Software interrupt preemption problems
- Reply: Ryan Stone : "Re: Software interrupt preemption problems"
- Go to: [ bottom of page ] [ top of archives ] [ this month ]
Date: Tue, 28 Sep 2021 13:17:04 UTC
Hi,
We have encountered a problem with the netisr system
Context:
The used scheduler is ULE
We are using the netisr to poll packets on network cards: at each swi tick,
we poll a given number of packets from the card (16 for the moment) and
process them
We run a network trafic of 400k packets per second through the machine and
the network card does have 4096 packets in the buffer (around 10 ms of traffic)
the sysctl kern.hz is set to 8000
the sysctl kern.sched.preemption is set to 1
the PREEMPTION option is enabled
Problem:
When the netisr doesn't have any work to do, the idle thread wakes up and takes
the hand, allowing any userland process to execute
Then, a userland process takes the hand, but because of the priority lending
mechanism, the process might have taken the netisr priority when it was running
on another CPU while the netisr was running (i.e.: the userland process might
send some packets causing a concurrent lock access with the netisr)

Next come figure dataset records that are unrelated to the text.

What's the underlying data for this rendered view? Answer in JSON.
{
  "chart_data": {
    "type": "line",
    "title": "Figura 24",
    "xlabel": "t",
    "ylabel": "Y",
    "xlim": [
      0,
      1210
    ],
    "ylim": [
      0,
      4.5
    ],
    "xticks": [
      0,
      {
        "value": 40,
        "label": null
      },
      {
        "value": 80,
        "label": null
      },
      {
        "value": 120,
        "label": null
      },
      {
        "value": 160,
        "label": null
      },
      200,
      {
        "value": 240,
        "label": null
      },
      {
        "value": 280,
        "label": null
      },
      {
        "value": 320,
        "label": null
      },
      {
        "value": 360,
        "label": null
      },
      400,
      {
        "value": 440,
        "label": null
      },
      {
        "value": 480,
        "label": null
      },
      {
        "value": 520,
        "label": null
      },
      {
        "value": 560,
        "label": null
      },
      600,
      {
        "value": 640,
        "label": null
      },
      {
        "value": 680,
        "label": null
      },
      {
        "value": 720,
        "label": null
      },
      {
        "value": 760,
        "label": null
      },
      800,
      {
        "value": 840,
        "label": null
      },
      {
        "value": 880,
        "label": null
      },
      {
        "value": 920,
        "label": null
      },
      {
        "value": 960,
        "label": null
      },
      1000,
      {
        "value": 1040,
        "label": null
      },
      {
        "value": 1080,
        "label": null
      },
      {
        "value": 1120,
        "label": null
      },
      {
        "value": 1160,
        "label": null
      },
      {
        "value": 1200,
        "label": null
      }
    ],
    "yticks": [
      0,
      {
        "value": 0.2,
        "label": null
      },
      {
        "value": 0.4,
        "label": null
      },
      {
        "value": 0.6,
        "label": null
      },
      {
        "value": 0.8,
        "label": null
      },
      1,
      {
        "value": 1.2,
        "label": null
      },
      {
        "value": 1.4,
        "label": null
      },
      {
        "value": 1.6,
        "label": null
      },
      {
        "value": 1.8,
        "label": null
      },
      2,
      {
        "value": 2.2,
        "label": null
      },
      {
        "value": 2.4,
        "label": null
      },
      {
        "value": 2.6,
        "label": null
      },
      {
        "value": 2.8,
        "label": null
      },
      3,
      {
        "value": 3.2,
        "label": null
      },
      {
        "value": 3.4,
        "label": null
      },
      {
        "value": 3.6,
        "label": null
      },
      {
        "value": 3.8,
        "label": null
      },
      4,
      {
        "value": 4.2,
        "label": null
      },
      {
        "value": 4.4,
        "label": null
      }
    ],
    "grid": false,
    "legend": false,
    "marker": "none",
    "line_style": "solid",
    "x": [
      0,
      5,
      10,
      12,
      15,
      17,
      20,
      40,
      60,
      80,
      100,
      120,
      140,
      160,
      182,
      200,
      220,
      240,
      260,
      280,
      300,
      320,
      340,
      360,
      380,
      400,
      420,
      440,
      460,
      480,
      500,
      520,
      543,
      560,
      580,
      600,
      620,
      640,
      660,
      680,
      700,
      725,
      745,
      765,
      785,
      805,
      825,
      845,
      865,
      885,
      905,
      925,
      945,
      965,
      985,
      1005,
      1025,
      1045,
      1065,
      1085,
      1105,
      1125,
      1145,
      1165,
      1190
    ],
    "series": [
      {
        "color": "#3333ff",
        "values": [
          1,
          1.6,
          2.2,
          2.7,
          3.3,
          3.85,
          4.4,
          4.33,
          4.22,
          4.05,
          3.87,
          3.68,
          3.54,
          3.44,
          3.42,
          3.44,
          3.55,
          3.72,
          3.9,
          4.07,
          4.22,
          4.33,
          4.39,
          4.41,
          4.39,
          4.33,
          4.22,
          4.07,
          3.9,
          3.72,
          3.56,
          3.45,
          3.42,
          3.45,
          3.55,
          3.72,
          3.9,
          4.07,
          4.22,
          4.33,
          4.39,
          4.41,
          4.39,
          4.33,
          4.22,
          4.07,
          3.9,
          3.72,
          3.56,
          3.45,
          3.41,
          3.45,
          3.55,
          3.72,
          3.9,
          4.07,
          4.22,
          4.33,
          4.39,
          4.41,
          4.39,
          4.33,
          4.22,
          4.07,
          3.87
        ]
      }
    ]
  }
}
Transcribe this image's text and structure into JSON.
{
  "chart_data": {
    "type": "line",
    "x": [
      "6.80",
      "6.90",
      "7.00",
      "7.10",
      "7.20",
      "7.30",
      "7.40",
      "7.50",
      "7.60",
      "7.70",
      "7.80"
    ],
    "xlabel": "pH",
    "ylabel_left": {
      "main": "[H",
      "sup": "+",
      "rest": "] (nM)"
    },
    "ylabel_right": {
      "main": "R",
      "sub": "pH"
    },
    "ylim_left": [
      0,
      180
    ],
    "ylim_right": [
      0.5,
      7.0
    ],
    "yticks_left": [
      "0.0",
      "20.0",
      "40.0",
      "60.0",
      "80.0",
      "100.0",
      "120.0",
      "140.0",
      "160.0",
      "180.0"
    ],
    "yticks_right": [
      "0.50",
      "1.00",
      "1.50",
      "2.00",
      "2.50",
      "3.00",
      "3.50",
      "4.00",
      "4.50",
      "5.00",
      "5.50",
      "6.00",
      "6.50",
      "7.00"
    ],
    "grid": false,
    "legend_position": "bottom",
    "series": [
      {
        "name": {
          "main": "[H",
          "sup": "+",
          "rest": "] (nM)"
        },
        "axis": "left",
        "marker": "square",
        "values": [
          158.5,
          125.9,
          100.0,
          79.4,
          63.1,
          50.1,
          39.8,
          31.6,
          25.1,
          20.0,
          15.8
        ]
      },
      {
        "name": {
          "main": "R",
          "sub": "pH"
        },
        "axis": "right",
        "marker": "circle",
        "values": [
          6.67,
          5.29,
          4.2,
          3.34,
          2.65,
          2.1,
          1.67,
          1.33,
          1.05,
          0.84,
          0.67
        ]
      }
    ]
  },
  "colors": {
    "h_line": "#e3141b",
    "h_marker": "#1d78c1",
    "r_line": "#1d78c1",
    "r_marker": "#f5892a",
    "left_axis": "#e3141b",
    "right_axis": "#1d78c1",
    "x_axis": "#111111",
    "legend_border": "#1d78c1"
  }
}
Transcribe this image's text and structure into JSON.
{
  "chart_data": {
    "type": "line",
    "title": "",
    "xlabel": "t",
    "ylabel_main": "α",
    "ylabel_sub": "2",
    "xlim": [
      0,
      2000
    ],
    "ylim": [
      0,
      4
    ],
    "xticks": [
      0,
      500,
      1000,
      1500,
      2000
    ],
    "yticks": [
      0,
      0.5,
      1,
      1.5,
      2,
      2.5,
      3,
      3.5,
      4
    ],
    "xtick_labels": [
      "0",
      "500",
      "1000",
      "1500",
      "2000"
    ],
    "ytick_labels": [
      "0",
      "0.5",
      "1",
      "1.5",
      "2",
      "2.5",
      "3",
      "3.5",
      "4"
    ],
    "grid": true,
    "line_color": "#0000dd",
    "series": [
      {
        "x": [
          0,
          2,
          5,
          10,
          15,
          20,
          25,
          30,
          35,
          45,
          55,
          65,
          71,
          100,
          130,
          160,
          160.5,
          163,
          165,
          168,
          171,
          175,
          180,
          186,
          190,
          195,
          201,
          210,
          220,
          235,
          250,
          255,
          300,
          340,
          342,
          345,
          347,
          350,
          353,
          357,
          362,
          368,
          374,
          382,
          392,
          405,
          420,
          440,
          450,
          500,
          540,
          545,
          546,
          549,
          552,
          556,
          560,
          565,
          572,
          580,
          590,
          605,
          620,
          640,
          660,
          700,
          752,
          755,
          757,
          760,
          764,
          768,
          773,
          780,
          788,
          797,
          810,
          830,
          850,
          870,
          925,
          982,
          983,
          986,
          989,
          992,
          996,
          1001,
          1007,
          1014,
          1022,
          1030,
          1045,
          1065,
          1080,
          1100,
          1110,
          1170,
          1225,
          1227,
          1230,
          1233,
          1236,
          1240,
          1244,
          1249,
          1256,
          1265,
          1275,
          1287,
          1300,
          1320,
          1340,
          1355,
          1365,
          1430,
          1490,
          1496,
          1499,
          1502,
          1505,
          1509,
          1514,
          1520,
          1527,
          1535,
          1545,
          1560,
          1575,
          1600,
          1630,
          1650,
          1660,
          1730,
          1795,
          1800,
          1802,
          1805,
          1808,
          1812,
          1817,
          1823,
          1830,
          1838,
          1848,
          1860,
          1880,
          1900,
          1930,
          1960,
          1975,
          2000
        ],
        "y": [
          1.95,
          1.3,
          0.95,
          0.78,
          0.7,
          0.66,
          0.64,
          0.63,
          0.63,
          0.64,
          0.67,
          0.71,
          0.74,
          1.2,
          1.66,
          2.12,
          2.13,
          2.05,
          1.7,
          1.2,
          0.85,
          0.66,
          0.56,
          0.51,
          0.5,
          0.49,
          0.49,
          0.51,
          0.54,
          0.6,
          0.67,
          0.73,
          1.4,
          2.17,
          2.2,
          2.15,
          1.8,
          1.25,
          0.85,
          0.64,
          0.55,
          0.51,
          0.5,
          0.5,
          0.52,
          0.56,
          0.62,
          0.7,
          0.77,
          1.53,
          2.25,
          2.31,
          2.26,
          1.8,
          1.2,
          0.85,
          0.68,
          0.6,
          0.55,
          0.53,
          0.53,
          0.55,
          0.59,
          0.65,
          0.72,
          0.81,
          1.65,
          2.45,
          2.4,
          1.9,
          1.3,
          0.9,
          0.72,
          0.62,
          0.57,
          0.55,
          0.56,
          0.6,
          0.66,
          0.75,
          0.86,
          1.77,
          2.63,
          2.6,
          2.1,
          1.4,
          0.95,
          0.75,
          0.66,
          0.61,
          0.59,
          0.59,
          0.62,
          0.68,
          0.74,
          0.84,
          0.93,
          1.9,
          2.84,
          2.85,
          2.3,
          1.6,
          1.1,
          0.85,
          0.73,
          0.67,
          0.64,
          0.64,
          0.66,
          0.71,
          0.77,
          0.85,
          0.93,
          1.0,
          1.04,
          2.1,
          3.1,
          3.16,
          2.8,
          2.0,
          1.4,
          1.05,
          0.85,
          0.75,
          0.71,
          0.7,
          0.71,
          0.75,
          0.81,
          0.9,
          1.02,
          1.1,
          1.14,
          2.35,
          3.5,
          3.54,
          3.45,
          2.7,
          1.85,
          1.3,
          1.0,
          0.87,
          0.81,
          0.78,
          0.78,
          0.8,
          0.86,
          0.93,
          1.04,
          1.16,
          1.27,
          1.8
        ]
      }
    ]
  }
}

The problem appears on the next hz tick: the netisr asks for a schedule but
because the current process "stole" the priority, the netisr can't preempt
the process, and because the preemption isn't reevaluated until the userland
process does a sysctl or the scheduler time slice has ended, the userland
might keep the hand for a long time (a few tens of thousands of milliseconds
until the time slice end), causing buffer exhaustion on the network card
We added some debug with KTR and saw that the userland process loses his priority
escalation after a while (a few hz ticks), making the netisr process the highest
priority of the run queue, but because the scheduler doesn't reevaluate the
preemption, the netisr doesn't preempt the userland process
Fix proposal:
We patched kern_intr to force the scheduler to reevalute the preemption when the
swi should have asked for a schedule but is already in the run queue
static int
intr_event_schedule_thread(struct intr_event *ie, struct trapframe *frame)
{
struct intr_entropy entropy;
struct intr_thread *it;
struct thread *td;
struct thread *ctd;
/*
* If no ithread or no handlers, then we have a stray interrupt.
*/
if (ie == NULL || CK_SLIST_EMPTY(&ie->ie_handlers) ||
ie->ie_thread == NULL)
return (EINVAL);
ctd = curthread;
it = ie->ie_thread;
td = it->it_thread;
/*
* If any of the handlers for this ithread claim to be good
* sources of entropy, then gather some.
*/
if (ie->ie_hflags & IH_ENTROPY) {
entropy.event = (uintptr_t)ie;
entropy.td = ctd;
random_harvest_queue(&entropy, sizeof(entropy), RANDOM_INTERRUPT);
}
KASSERT(td->td_proc != NULL, ("ithread %s has no process", ie->ie_name));
/*
* Set it_need to tell the thread to keep running if it is already
* running. Then, lock the thread and see if we actually need to
* put it on the runqueue.
*
* Use store_rel to arrange that the store to ih_need in
* swi_sched() is before the store to it_need and prepare for
* transfer of this order to loads in the ithread.
*/
atomic_store_rel_int(&it->it_need, 1);
thread_lock(td);
if (TD_AWAITING_INTR(td)) {
#ifdef HWPMC_HOOKS
it->it_waiting = 0;
if (PMC_HOOK_INSTALLED_ANY())
PMC_SOFT_CALL_INTR_HLPR(schedule, frame);
#endif
CTR3(KTR_INTR, "%s: schedule pid %d (%s)", __func__, td->td_proc->p_pid,
td->td_name);
TD_CLR_IWAIT(td);
sched_add(td, SRQ_INTR);
} else {
#ifdef HWPMC_HOOKS
it->it_waiting++;
if (PMC_HOOK_INSTALLED_ANY() &&
(it->it_waiting >= intr_hwpmc_waiting_report_threshold))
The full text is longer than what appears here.